The Student Conduct Policies have been revamped. A project Director of Residence Life and Student Life, Ryan Aiello has been working on for three years.

“I’d rather be clear as possible,” said Aiello. “This doesn’t need to be a scary thing.”

Changes to the conduct policy were voted on and approved Dec. 6, 2012. And before you worry, Aiello assured “this isn’t about spanking people.”

The old polices had not been updated in more than a decade and did not illustrate Pacific’s current department structure, said Aiello.

The first policy was an addition. The policy is titled “Protection of Greater Good,” and makes it a rule to be a responsible member of Pacific’s community.

For example if you know someone has alcohol poisoning, but didn’t help and something were to go awry, you’d be held responsible under this policy.

There is also a specific anti-hazing policy.

Another addition is titled “Disruption of Student Activities.” This policy outlines that members of the Pacific University community are not allowed to prohibit others from attending class or other responsibilities.
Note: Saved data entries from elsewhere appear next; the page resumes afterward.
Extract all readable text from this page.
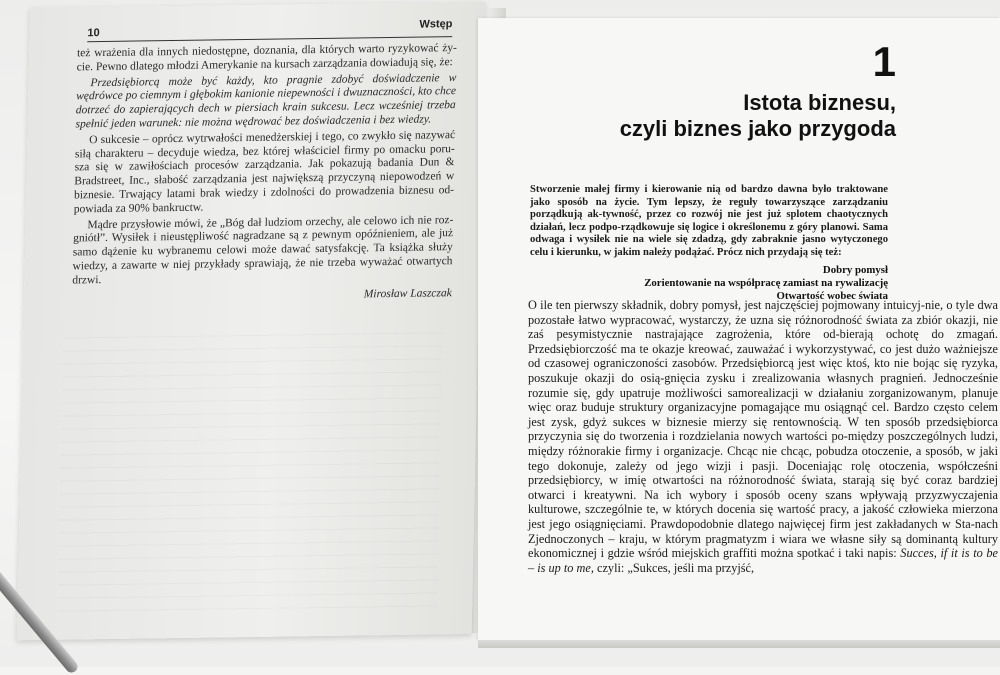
10
Wstęp

też wrażenia dla innych niedostępne, doznania, dla których warto ryzykować ży-cie. Pewno dlatego młodzi Amerykanie na kursach zarządzania dowiadują się, że:

Przedsiębiorcą może być każdy, kto pragnie zdobyć doświadczenie w wędrówce po ciemnym i głębokim kanionie niepewności i dwuznaczności, kto chce dotrzeć do zapierających dech w piersiach krain sukcesu. Lecz wcześniej trzeba spełnić jeden warunek: nie można wędrować bez doświadczenia i bez wiedzy.

O sukcesie – oprócz wytrwałości menedżerskiej i tego, co zwykło się nazywać siłą charakteru – decyduje wiedza, bez której właściciel firmy po omacku poru-sza się w zawiłościach procesów zarządzania. Jak pokazują badania Dun & Bradstreet, Inc., słabość zarządzania jest największą przyczyną niepowodzeń w biznesie. Trwający latami brak wiedzy i zdolności do prowadzenia biznesu od-powiada za 90% bankructw.

Mądre przysłowie mówi, że „Bóg dał ludziom orzechy, ale celowo ich nie roz-gniótł”. Wysiłek i nieustępliwość nagradzane są z pewnym opóźnieniem, ale już samo dążenie ku wybranemu celowi może dawać satysfakcję. Ta książka służy wiedzy, a zawarte w niej przykłady sprawiają, że nie trzeba wyważać otwartych drzwi.

Mirosław Laszczak
1
Istota biznesu,
czyli biznes jako przygoda
Stworzenie małej firmy i kierowanie nią od bardzo dawna było traktowane jako sposób na życie. Tym lepszy, że reguły towarzyszące zarządzaniu porządkują ak-tywność, przez co rozwój nie jest już splotem chaotycznych działań, lecz podpo-rządkowuje się logice i określonemu z góry planowi. Sama odwaga i wysiłek nie na wiele się zdadzą, gdy zabraknie jasno wytyczonego celu i kierunku, w jakim należy podążać. Prócz nich przydają się też:
Dobry pomysł
Zorientowanie na współpracę zamiast na rywalizację
Otwartość wobec świata

O ile ten pierwszy składnik, dobry pomysł, jest najczęściej pojmowany intuicyj-nie, o tyle dwa pozostałe łatwo wypracować, wystarczy, że uzna się różnorodność świata za zbiór okazji, nie zaś pesymistycznie nastrajające zagrożenia, które od-bierają ochotę do zmagań. Przedsiębiorczość ma te okazje kreować, zauważać i wykorzystywać, co jest dużo ważniejsze od czasowej ograniczoności zasobów. Przedsiębiorcą jest więc ktoś, kto nie bojąc się ryzyka, poszukuje okazji do osią-gnięcia zysku i zrealizowania własnych pragnień. Jednocześnie rozumie się, gdy upatruje możliwości samorealizacji w działaniu zorganizowanym, planuje więc oraz buduje struktury organizacyjne pomagające mu osiągnąć cel. Bardzo często celem jest zysk, gdyż sukces w biznesie mierzy się rentownością. W ten sposób przedsiębiorca przyczynia się do tworzenia i rozdzielania nowych wartości po-między poszczególnych ludzi, między różnorakie firmy i organizacje. Chcąc nie chcąc, pobudza otoczenie, a sposób, w jaki tego dokonuje, zależy od jego wizji i pasji. Doceniając rolę otoczenia, współcześni przedsiębiorcy, w imię otwartości na różnorodność świata, starają się być coraz bardziej otwarci i kreatywni. Na ich wybory i sposób oceny szans wpływają przyzwyczajenia kulturowe, szczególnie te, w których docenia się wartość pracy, a jakość człowieka mierzona jest jego osiągnięciami. Prawdopodobnie dlatego najwięcej firm jest zakładanych w Sta-nach Zjednoczonych – kraju, w którym pragmatyzm i wiara we własne siły są dominantą kultury ekonomicznej i gdzie wśród miejskich graffiti można spotkać i taki napis: Succes, if it is to be – is up to me, czyli: „Sukces, jeśli ma przyjść,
Protests can take place, but physically blocking students from class is not allowed.

In response to the 2010 suicide of Tyler Clementi, a student who was cyber-bullied because of his sexual preference, a policy on unauthorized recordings has been added. Aiello said that bullying to this degree has not occurred at Pacific, but that it is better to be safe than sorry.

The next changes were made specifically for the conduct review systems Pacific has. New policies are in place that make conduct review boards smaller and allow a mix of students and staff members.

“We want Peer Review Board to be a conversation,” said Aiello.

By making the board only three people, Aiello said he hopes that more personal conversations can happen.

In that policy there are also specific rules banning intimidation of members of PRB, “all for students safety,” said Aiello.

Students will also not be able to “pay their way out,” of PRB said Aiello.

If a student does not complete assigned sanctions, they will be put on registration hold. Once a student completes their assignments from PRB, the registration hold would be withdrawn.

There are also two new sanctions added to Pacific’s policies. Pacific as an entity has the right to revoke admission and to revoke a degree.

If a potential student breaks Pacific’s policies before attending, then authorities at Pacific have the right to revoke their admission. Same for during a student’s time at Pacific; they hold the right to revoke a degree.

“This is probably the biggest project I’ve done,” said Aiello.

Other than the specific clarifications mentioned, the policies have stayed the same.

So when you see a fellow student in distress, make sure to do your part and be in ordinance with the Protection of the Greater Good policy.

“The biggest thing I push with the RA’s and in general is all our behavior effects everybody else,” said Aiello.